University of the Witwatersrand
South African Medical Research Council Vaccines and Infectious Diseases Analytics Research Unit
Shabir Madhi is the Dean of the Faculty of Health Sciences and Professor of Vaccinology at the University of the Witwatersrand, Johannesburg, South Africa. He also holds the position of Director of the South African Medical Research Council Vaccines and Infectious Diseases Analytics Research Unit (VIDA) and is co-Director of the African Leadership Initiative for Vaccinology Expertise (ALIVE). He is an internationally recognised for his research on vaccines against life threatening disease in childhood, in pregnant women and against respiratory diseases; which informed WHO recommendations on their use of these vaccines in low and middle income settings. Most recently he led the first two COVID-19 vaccine studies being undertaken in Africa, and has been involved in multiple epidemiological studies on Covid-19 in South Africa.

Moderator Of 2 Sessions

Meet-the-Expert Session 09: Results from the Child Health and Mortality Prevention Surveillance (CHAMPS) Network: What Really Causes Pneumonia Deaths?

Session Type
Meet-the-Expert Session
Date
Wed, 22.06.2022
Session Time
13:45 - 14:45
Room
Grand Ballroom West
Session Description
Understanding what causes pneumonia is important for knowing the best treatment and prevention measures, but etiology studies suffer because of the difficulty in obtaining specimens from the site of infection – inside the lung.
In this session, we will present findings and case studies on the etiology of pneumonia deaths from Child Health and Mortality Prevention Surveillance (CHAMPS), an ongoing program enrolling stillbirths and deaths in children <5 years of age in 7 countries in Africa and south Asia.
CHAMPS teams collect clinical information, verbal autopsy, and results of pathology and molecular examination of post-mortem specimens, including lung tissue. The results are surprising and may change how you think about pneumonia.

Please note: All MTE sessions are designed to encourage active learning and to concentrate on close interaction between audience and speakers. The MTE session organisers have provided at least 15 minutes for active discussions in their agenda.
Session Type
Plenary Session
Date
Thu, 23.06.2022
Session Time
08:00 - 09:30
Room
Grand Ballroom East
Session Description
Please note: Each presentation is followed by 5 to 10 minutes of Q&A. The audience is encouraged to send questions to the speakers from the beginning of their presentations. Q&A time is included in each speaker’s presentation duration, accounting for at least 25% active learning for the maximum registrants anticipated.

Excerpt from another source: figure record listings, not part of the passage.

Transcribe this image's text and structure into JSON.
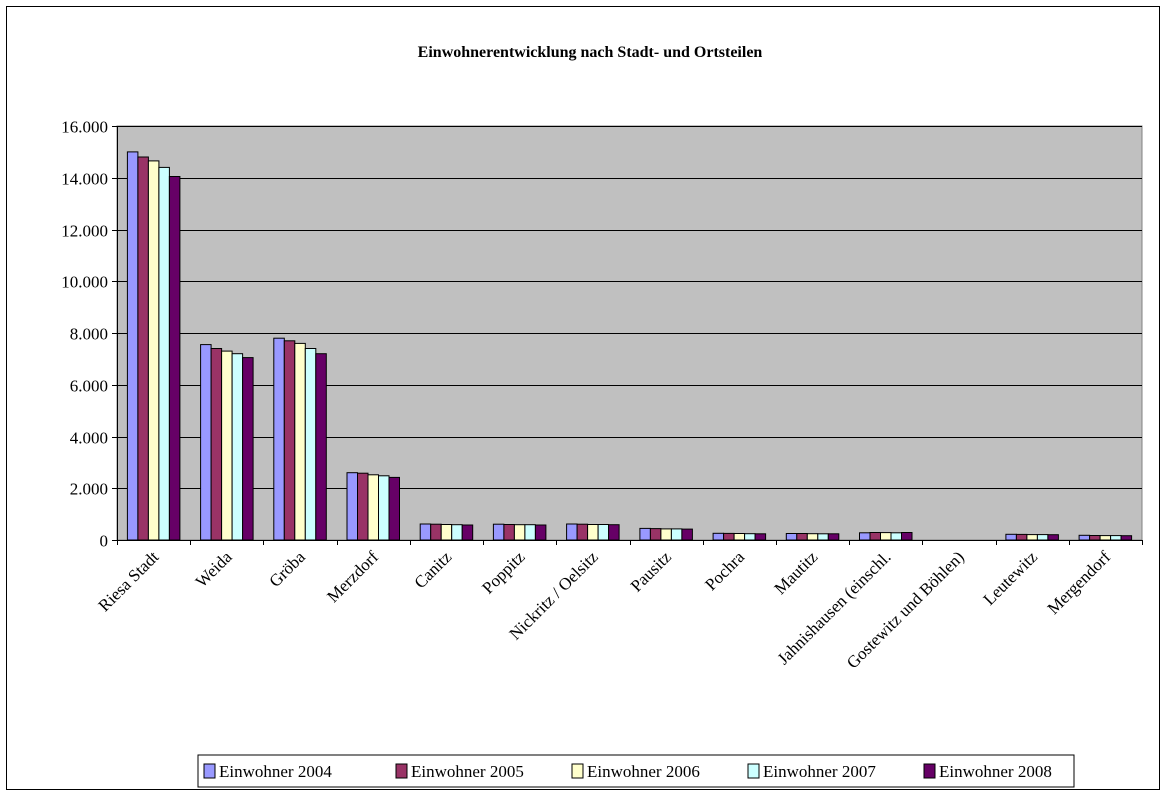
{
  "chart_data": {
    "type": "bar",
    "title": "Einwohnerentwicklung nach Stadt- und Ortsteilen",
    "xlabel": "",
    "ylabel": "",
    "ylim": [
      0,
      16000
    ],
    "y_ticks": [
      0,
      2000,
      4000,
      6000,
      8000,
      10000,
      12000,
      14000,
      16000
    ],
    "y_tick_labels": [
      "0",
      "2.000",
      "4.000",
      "6.000",
      "8.000",
      "10.000",
      "12.000",
      "14.000",
      "16.000"
    ],
    "grid": true,
    "legend_position": "bottom",
    "plot_background": "#c0c0c0",
    "categories": [
      "Riesa Stadt",
      "Weida",
      "Gröba",
      "Merzdorf",
      "Canitz",
      "Poppitz",
      "Nickritz / Oelsitz",
      "Pausitz",
      "Pochra",
      "Mautitz",
      "Jahnishausen (einschl.",
      "Gostewitz und Böhlen)",
      "Leutewitz",
      "Mergendorf"
    ],
    "series": [
      {
        "name": "Einwohner 2004",
        "color": "#9999ff",
        "values": [
          15000,
          7550,
          7800,
          2600,
          620,
          610,
          620,
          450,
          260,
          250,
          280,
          0,
          220,
          180
        ]
      },
      {
        "name": "Einwohner 2005",
        "color": "#993366",
        "values": [
          14800,
          7400,
          7700,
          2580,
          610,
          600,
          610,
          440,
          255,
          250,
          290,
          0,
          215,
          175
        ]
      },
      {
        "name": "Einwohner 2006",
        "color": "#ffffcc",
        "values": [
          14650,
          7300,
          7600,
          2520,
          600,
          590,
          600,
          430,
          250,
          245,
          285,
          0,
          210,
          170
        ]
      },
      {
        "name": "Einwohner 2007",
        "color": "#ccffff",
        "values": [
          14400,
          7200,
          7400,
          2480,
          590,
          590,
          600,
          430,
          245,
          240,
          280,
          0,
          210,
          170
        ]
      },
      {
        "name": "Einwohner 2008",
        "color": "#660066",
        "values": [
          14050,
          7050,
          7200,
          2420,
          580,
          580,
          590,
          420,
          240,
          240,
          290,
          0,
          205,
          165
        ]
      }
    ]
  }
}
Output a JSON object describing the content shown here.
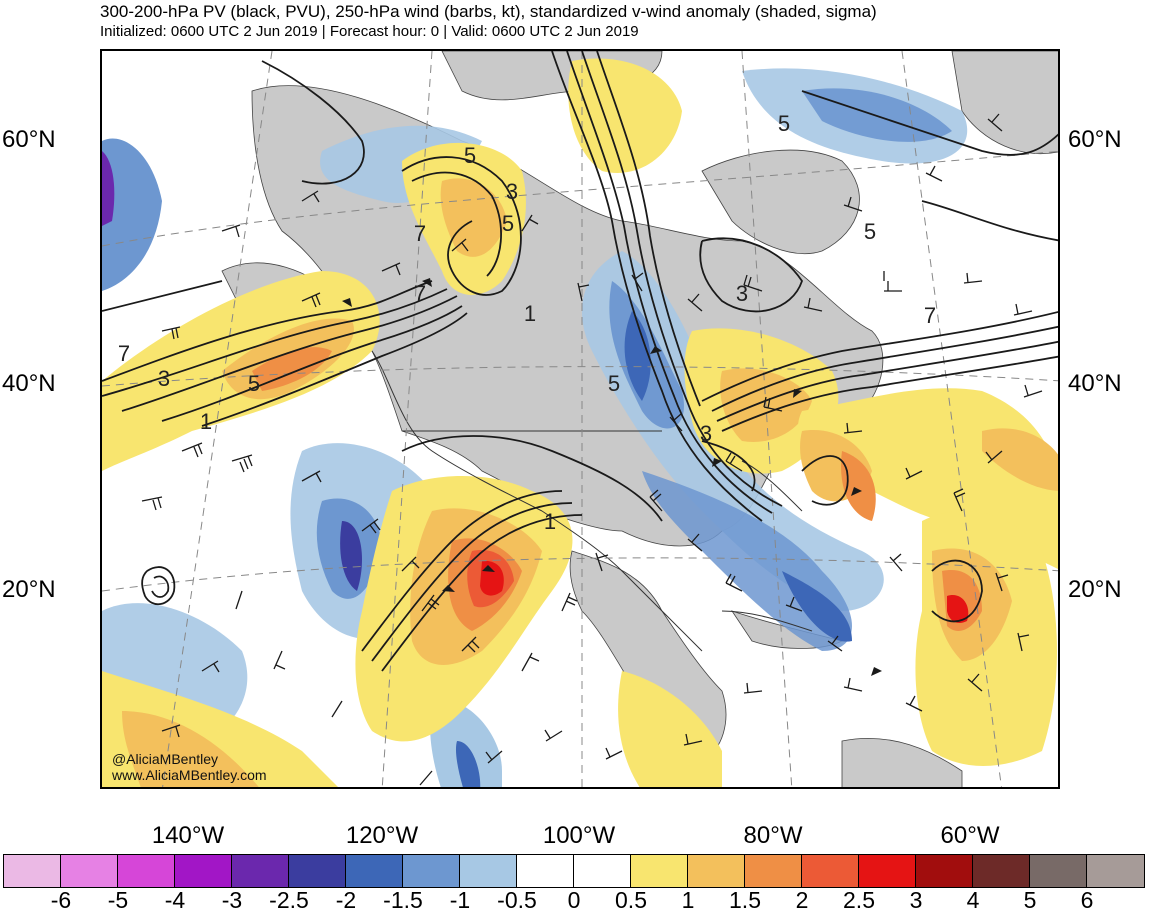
{
  "header": {
    "title": "300-200-hPa PV (black, PVU), 250-hPa wind (barbs, kt), standardized v-wind anomaly (shaded, sigma)",
    "subtitle": "Initialized: 0600 UTC 2 Jun 2019 | Forecast hour: 0 | Valid: 0600 UTC 2 Jun 2019"
  },
  "map": {
    "lat_labels": [
      "60°N",
      "40°N",
      "20°N"
    ],
    "lon_labels": [
      "140°W",
      "120°W",
      "100°W",
      "80°W",
      "60°W"
    ],
    "pv_contour_labels": [
      "5",
      "3",
      "7",
      "5",
      "7",
      "3",
      "5",
      "1",
      "7",
      "3",
      "5",
      "1",
      "5",
      "3",
      "1",
      "5",
      "7"
    ],
    "credit": {
      "handle": "@AliciaMBentley",
      "website": "www.AliciaMBentley.com"
    }
  },
  "colorbar": {
    "labels": [
      "-6",
      "-5",
      "-4",
      "-3",
      "-2.5",
      "-2",
      "-1.5",
      "-1",
      "-0.5",
      "0",
      "0.5",
      "1",
      "1.5",
      "2",
      "2.5",
      "3",
      "4",
      "5",
      "6"
    ],
    "colors": [
      "#ebb9e5",
      "#e681e4",
      "#d646d8",
      "#a216c6",
      "#6b28ad",
      "#3b3d9f",
      "#3d67b7",
      "#6d97d0",
      "#a7c8e4",
      "#ffffff",
      "#ffffff",
      "#f8e56f",
      "#f3c05c",
      "#ef8f45",
      "#ec5a36",
      "#e51414",
      "#a10d0d",
      "#6d2a28",
      "#786a67",
      "#a69b98"
    ]
  }
}
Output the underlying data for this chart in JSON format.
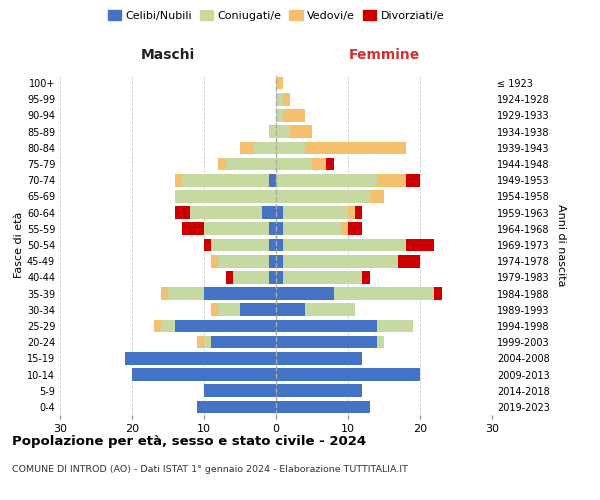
{
  "age_groups": [
    "0-4",
    "5-9",
    "10-14",
    "15-19",
    "20-24",
    "25-29",
    "30-34",
    "35-39",
    "40-44",
    "45-49",
    "50-54",
    "55-59",
    "60-64",
    "65-69",
    "70-74",
    "75-79",
    "80-84",
    "85-89",
    "90-94",
    "95-99",
    "100+"
  ],
  "birth_years": [
    "2019-2023",
    "2014-2018",
    "2009-2013",
    "2004-2008",
    "1999-2003",
    "1994-1998",
    "1989-1993",
    "1984-1988",
    "1979-1983",
    "1974-1978",
    "1969-1973",
    "1964-1968",
    "1959-1963",
    "1954-1958",
    "1949-1953",
    "1944-1948",
    "1939-1943",
    "1934-1938",
    "1929-1933",
    "1924-1928",
    "≤ 1923"
  ],
  "male": {
    "celibi": [
      11,
      10,
      20,
      21,
      9,
      14,
      5,
      10,
      1,
      1,
      1,
      1,
      2,
      0,
      1,
      0,
      0,
      0,
      0,
      0,
      0
    ],
    "coniugati": [
      0,
      0,
      0,
      0,
      1,
      2,
      3,
      5,
      5,
      7,
      8,
      9,
      10,
      14,
      12,
      7,
      3,
      1,
      0,
      0,
      0
    ],
    "vedovi": [
      0,
      0,
      0,
      0,
      1,
      1,
      1,
      1,
      0,
      1,
      0,
      0,
      0,
      0,
      1,
      1,
      2,
      0,
      0,
      0,
      0
    ],
    "divorziati": [
      0,
      0,
      0,
      0,
      0,
      0,
      0,
      0,
      1,
      0,
      1,
      3,
      2,
      0,
      0,
      0,
      0,
      0,
      0,
      0,
      0
    ]
  },
  "female": {
    "nubili": [
      13,
      12,
      20,
      12,
      14,
      14,
      4,
      8,
      1,
      1,
      1,
      1,
      1,
      0,
      0,
      0,
      0,
      0,
      0,
      0,
      0
    ],
    "coniugate": [
      0,
      0,
      0,
      0,
      1,
      5,
      7,
      14,
      11,
      16,
      17,
      8,
      9,
      13,
      14,
      5,
      4,
      2,
      1,
      1,
      0
    ],
    "vedove": [
      0,
      0,
      0,
      0,
      0,
      0,
      0,
      0,
      0,
      0,
      0,
      1,
      1,
      2,
      4,
      2,
      14,
      3,
      3,
      1,
      1
    ],
    "divorziate": [
      0,
      0,
      0,
      0,
      0,
      0,
      0,
      1,
      1,
      3,
      4,
      2,
      1,
      0,
      2,
      1,
      0,
      0,
      0,
      0,
      0
    ]
  },
  "colors": {
    "celibi": "#4472c4",
    "coniugati": "#c5d9a0",
    "vedovi": "#f5c06e",
    "divorziati": "#cc0000"
  },
  "xlim": 30,
  "title": "Popolazione per età, sesso e stato civile - 2024",
  "subtitle": "COMUNE DI INTROD (AO) - Dati ISTAT 1° gennaio 2024 - Elaborazione TUTTITALIA.IT",
  "ylabel_left": "Fasce di età",
  "ylabel_right": "Anni di nascita",
  "xlabel_left": "Maschi",
  "xlabel_right": "Femmine",
  "legend_labels": [
    "Celibi/Nubili",
    "Coniugati/e",
    "Vedovi/e",
    "Divorziati/e"
  ],
  "background_color": "#ffffff",
  "grid_color": "#cccccc"
}
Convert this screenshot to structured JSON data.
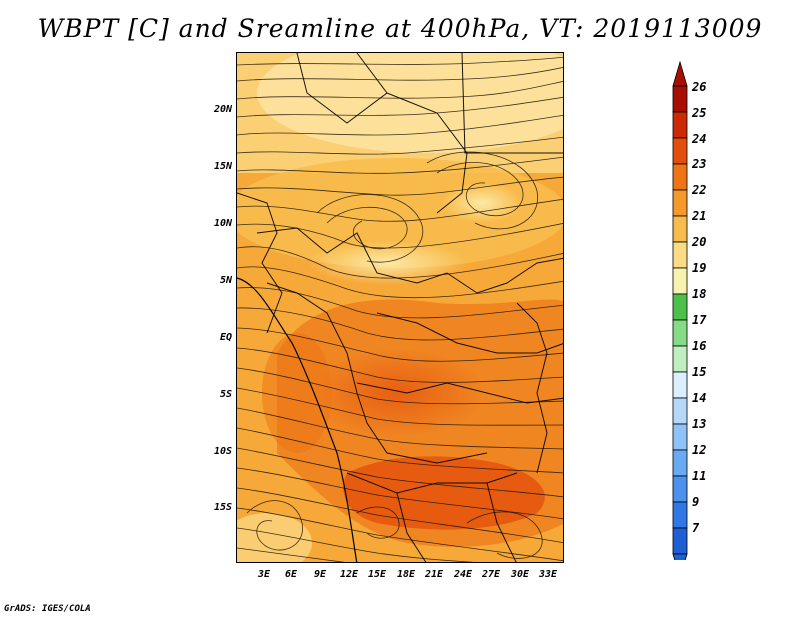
{
  "title": "WBPT [C] and Sreamline at 400hPa, VT: 2019113009",
  "credit": "GrADS: IGES/COLA",
  "latitude_labels": [
    "20N",
    "15N",
    "10N",
    "5N",
    "EQ",
    "5S",
    "10S",
    "15S"
  ],
  "longitude_labels": [
    "3E",
    "6E",
    "9E",
    "12E",
    "15E",
    "18E",
    "21E",
    "24E",
    "27E",
    "30E",
    "33E"
  ],
  "colorbar": {
    "labels": [
      "7",
      "9",
      "11",
      "12",
      "13",
      "14",
      "15",
      "16",
      "17",
      "18",
      "19",
      "20",
      "21",
      "22",
      "23",
      "24",
      "25",
      "26"
    ],
    "colors": [
      "#1f5fd6",
      "#2f78e6",
      "#4a92ee",
      "#6aaaf2",
      "#8fc2f6",
      "#b5d8fa",
      "#dcefff",
      "#bfeec0",
      "#86dc84",
      "#4cc04a",
      "#f8f2b0",
      "#fbdc84",
      "#f8bc4e",
      "#f59a2a",
      "#ef7416",
      "#e44e0c",
      "#cc2a06",
      "#a80e02"
    ]
  },
  "variable": "WBPT [C]",
  "level": "400hPa",
  "valid_time": "2019113009"
}
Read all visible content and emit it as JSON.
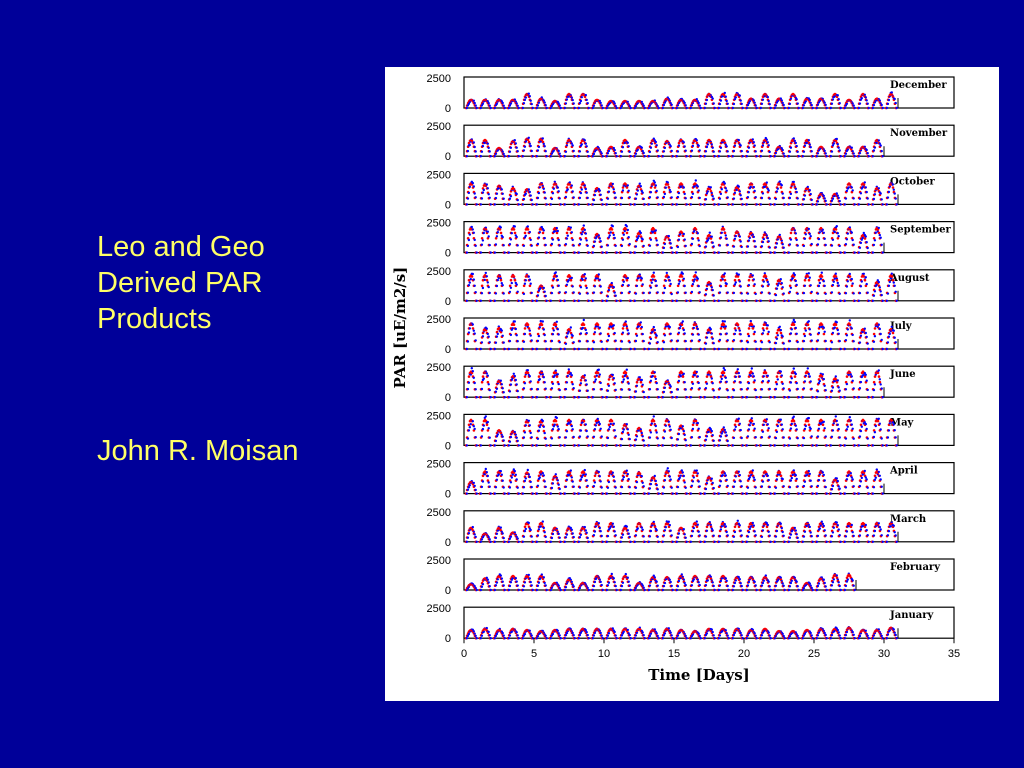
{
  "slide": {
    "title": "Leo and Geo\nDerived PAR\nProducts",
    "author": "John R. Moisan"
  },
  "colors": {
    "background": "#000099",
    "text": "#ffff66",
    "series_leo": "#ff0000",
    "series_geo": "#0000ff"
  },
  "chart_data": {
    "type": "scatter",
    "xlabel": "Time [Days]",
    "ylabel": "PAR [uE/m2/s]",
    "xlim": [
      0,
      35
    ],
    "ylim": [
      0,
      2500
    ],
    "x_ticks": [
      0,
      5,
      10,
      15,
      20,
      25,
      30,
      35
    ],
    "y_ticks": [
      0,
      2500
    ],
    "panels": [
      {
        "month": "December",
        "days": 31,
        "peaks": [
          700,
          700,
          700,
          700,
          1200,
          800,
          600,
          1200,
          1200,
          700,
          600,
          600,
          600,
          600,
          800,
          700,
          700,
          1200,
          1200,
          1200,
          800,
          1200,
          800,
          1200,
          800,
          800,
          1200,
          700,
          1200,
          800,
          1200
        ]
      },
      {
        "month": "November",
        "days": 30,
        "peaks": [
          1400,
          1400,
          700,
          1300,
          1500,
          1500,
          700,
          1400,
          1400,
          700,
          800,
          1400,
          800,
          1400,
          1300,
          1400,
          1400,
          1400,
          1400,
          1400,
          1400,
          1400,
          800,
          1400,
          1400,
          800,
          1400,
          800,
          800,
          1400
        ]
      },
      {
        "month": "October",
        "days": 31,
        "peaks": [
          1800,
          1700,
          1600,
          1400,
          1300,
          1800,
          1800,
          1800,
          1800,
          1400,
          1800,
          1800,
          1600,
          1800,
          1800,
          1800,
          1800,
          1400,
          1800,
          1500,
          1800,
          1800,
          1800,
          1800,
          1400,
          900,
          900,
          1800,
          1800,
          1400,
          1800
        ]
      },
      {
        "month": "September",
        "days": 30,
        "peaks": [
          2100,
          2100,
          2100,
          2100,
          2100,
          2100,
          2100,
          2100,
          2100,
          1600,
          2100,
          2100,
          1700,
          2100,
          1400,
          1800,
          2100,
          1500,
          2100,
          1800,
          1700,
          1600,
          1400,
          2100,
          2100,
          2100,
          2100,
          2100,
          1500,
          2100
        ]
      },
      {
        "month": "August",
        "days": 31,
        "peaks": [
          2200,
          2200,
          2200,
          2200,
          2200,
          1300,
          2200,
          2200,
          2200,
          2200,
          1400,
          2200,
          2200,
          2200,
          2200,
          2200,
          2200,
          1600,
          2200,
          2200,
          2200,
          2200,
          1800,
          2200,
          2200,
          2200,
          2200,
          2200,
          2200,
          1600,
          2200
        ]
      },
      {
        "month": "July",
        "days": 31,
        "peaks": [
          2200,
          1700,
          1800,
          2200,
          2200,
          2200,
          2200,
          1700,
          2200,
          2200,
          2200,
          2200,
          2200,
          1700,
          2200,
          2200,
          2200,
          1700,
          2200,
          2200,
          2200,
          2200,
          1700,
          2200,
          2200,
          2200,
          2200,
          2200,
          1700,
          2200,
          1700
        ]
      },
      {
        "month": "June",
        "days": 30,
        "peaks": [
          2200,
          2200,
          1400,
          1800,
          2200,
          2200,
          2200,
          2200,
          1800,
          2200,
          1900,
          2200,
          1600,
          2200,
          1400,
          2200,
          2200,
          2200,
          2200,
          2200,
          2200,
          2200,
          2200,
          2200,
          2200,
          1900,
          1600,
          2200,
          2200,
          2200
        ]
      },
      {
        "month": "May",
        "days": 31,
        "peaks": [
          2200,
          2200,
          1300,
          1200,
          2100,
          2100,
          2200,
          2200,
          2200,
          2200,
          2200,
          1800,
          1500,
          2200,
          2200,
          1700,
          2200,
          1400,
          1400,
          2200,
          2200,
          2200,
          2200,
          2200,
          2200,
          2200,
          2200,
          2200,
          2200,
          2200,
          2200
        ]
      },
      {
        "month": "April",
        "days": 30,
        "peaks": [
          1000,
          1900,
          1900,
          1900,
          1800,
          1900,
          1500,
          1900,
          1900,
          1900,
          1900,
          1900,
          1800,
          1400,
          1900,
          1900,
          1900,
          1400,
          1900,
          1900,
          1900,
          1900,
          1900,
          1900,
          1900,
          1900,
          1200,
          1900,
          1900,
          1900
        ]
      },
      {
        "month": "March",
        "days": 31,
        "peaks": [
          1200,
          700,
          1200,
          800,
          1600,
          1600,
          1200,
          1200,
          1200,
          1600,
          1600,
          1200,
          1600,
          1600,
          1600,
          1200,
          1600,
          1600,
          1600,
          1600,
          1600,
          1600,
          1600,
          1200,
          1600,
          1600,
          1600,
          1600,
          1600,
          1600,
          1600
        ]
      },
      {
        "month": "February",
        "days": 28,
        "peaks": [
          500,
          1000,
          1200,
          1200,
          1200,
          1200,
          600,
          900,
          600,
          1200,
          1200,
          1200,
          600,
          1100,
          1100,
          1200,
          1200,
          1200,
          1200,
          1100,
          1100,
          1100,
          1100,
          1100,
          600,
          1000,
          1300,
          1300
        ]
      },
      {
        "month": "January",
        "days": 31,
        "peaks": [
          700,
          800,
          700,
          800,
          700,
          600,
          700,
          800,
          800,
          800,
          800,
          800,
          800,
          700,
          800,
          700,
          600,
          800,
          800,
          800,
          700,
          800,
          600,
          600,
          700,
          800,
          800,
          900,
          700,
          700,
          900
        ]
      }
    ]
  }
}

Presenter Of 2 Presentations

Pneumonia pathogenesis: Viral, bacterial, or both? (ID 926)

Session Type
Industry-Sponsored Symposium
Date
Mon, 20.06.2022
Session Time
12:45 - 13:45
Room
Grand Ballroom Centre
Lecture Time
12:50 - 13:05

O003 - STREPTOCOCCUS PNEUMONIAE ASSOCIATED CHILD MORTALITY IN THE PNEUMOCOCCAL CONJUGATE VACCINE ERA (ID 406)

Session Type
Parallel Session
Date
Mon, 20.06.2022
Session Time
15:20 - 16:35
Room
Grand Ballroom Centre
Lecture Time
15:45 - 15:55

Abstract

Background

The Child Health and Mortality Prevention Surveillance (CHAMPS) network aims to better understand child mortality causes through longitudinal surveillance and etiologic investigation of under-five deaths and stillbirths. Deaths enrolled in CHAMPS were examined to describe deaths attributed to pneumococcus by age group in seven surveillance sites all of which use pneumococcal conjugate vaccine (PCV).

Methods

The CHAMPS protocol includes postmortem minimally invasive tissue sampling (MITS) with molecular, microbiologic, and histopathologic testing, clinical record review, and verbal autopsy. Underlying, co-morbid, and immediate causes of death (causal chain) are ascribed according to ICD-10 guidelines by local panels reviewing all data on each case.

Results

Pneumococcal diagnoses were in the causal chain for 6.2% (124/2012) of deaths, ranging from 0.5% (3/560) for stillbirths, 1.4% (12/838) for neonates, and 18.0% (109/614) for deaths from infants and children <5 years. Of these 124 pneumococcal-associated deaths, 88% (109) were deaths that occurred in the community or within 72 hours of hospitalization. Conditions in the causal chain included lower respiratory infections (87.1%), meningitis (14.3%), and sepsis (47.1%); many deaths had multiple conditions.

Conclusions

These findings support focus on preventing pneumococcal disease and associated child mortality, including assessing proportion of deaths due to vaccine serotypes and factors for under-immunization with PCV.